Kaliko went to the big gong and pounded on it just as Ruggedo used to do; but no one answered the summons.
“Of course not,” said he, jumping up from the throne, where he had seated himself. “That is my call, and I am still the Royal Chamberlain, and will be until I appoint another in my place.”
So he ran out of the room and found Guph and told him to answer the summons of the King’s gong. Having returned to the royal cavern, Kaliko first pounded the gong and then sat in the throne, wearing Ruggedo’s discarded ruby crown and holding in his hand the sceptre which Ruggedo had so often thrown at his head.
When Guph entered he was amazed.
“Better get out of that throne before old Ruggedo comes back,” he said warningly.
“He isn’t coming back, and I am now the King of the Nomes, in his stead,” announced Kaliko.
“All of which is quite true,” asserted the dragon, and all of those who stood around the throne bowed respectfully to the new King.
Seeing this, Guph also bowed, for he was glad to be rid of such a hard master as Ruggedo.

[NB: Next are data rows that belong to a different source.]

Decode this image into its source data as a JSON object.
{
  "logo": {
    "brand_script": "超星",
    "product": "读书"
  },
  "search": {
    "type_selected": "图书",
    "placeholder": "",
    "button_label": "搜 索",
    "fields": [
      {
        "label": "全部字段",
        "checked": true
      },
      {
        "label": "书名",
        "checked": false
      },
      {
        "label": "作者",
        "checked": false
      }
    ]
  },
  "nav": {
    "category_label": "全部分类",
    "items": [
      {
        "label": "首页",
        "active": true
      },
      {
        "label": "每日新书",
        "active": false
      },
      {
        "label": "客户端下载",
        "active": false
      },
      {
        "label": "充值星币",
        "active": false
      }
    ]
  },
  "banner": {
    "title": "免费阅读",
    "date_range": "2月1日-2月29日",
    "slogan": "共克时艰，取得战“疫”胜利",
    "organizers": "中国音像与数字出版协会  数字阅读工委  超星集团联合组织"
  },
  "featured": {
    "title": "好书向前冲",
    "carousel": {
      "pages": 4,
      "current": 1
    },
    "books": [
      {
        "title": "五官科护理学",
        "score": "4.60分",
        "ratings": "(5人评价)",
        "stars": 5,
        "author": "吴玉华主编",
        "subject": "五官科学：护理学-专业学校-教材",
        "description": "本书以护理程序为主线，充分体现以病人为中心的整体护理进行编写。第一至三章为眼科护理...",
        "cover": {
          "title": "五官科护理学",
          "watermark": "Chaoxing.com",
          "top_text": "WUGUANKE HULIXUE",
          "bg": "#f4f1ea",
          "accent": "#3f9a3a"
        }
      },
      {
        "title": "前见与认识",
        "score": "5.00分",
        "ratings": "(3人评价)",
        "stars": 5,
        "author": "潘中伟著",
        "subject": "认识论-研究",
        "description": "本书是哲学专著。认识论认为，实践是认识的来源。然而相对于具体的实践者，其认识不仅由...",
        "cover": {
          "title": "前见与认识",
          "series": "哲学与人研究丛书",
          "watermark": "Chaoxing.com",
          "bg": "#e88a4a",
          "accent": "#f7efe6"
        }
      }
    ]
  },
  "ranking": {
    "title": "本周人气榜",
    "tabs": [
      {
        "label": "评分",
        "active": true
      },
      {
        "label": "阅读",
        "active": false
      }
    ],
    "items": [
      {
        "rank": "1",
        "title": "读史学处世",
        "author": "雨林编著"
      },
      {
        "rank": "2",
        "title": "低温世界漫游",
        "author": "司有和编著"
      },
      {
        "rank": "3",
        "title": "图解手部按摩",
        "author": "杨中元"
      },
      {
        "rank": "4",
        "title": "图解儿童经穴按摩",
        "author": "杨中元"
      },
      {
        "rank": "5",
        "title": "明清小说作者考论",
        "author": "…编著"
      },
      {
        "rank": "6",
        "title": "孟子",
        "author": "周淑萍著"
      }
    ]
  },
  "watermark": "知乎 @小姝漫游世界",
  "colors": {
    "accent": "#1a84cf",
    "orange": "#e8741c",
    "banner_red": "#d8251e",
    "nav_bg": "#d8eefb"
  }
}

Then Kaliko, in quite a kingly way, informed Guph that he was appointed the Royal Chamberlain, and promised not to throw the sceptre at his head unless he deserved it.
All this being pleasantly arranged, the new Chamberlain went away to tell the news to all the nomes of the underground Kingdom, every one of whom would be delighted with the change in Kings.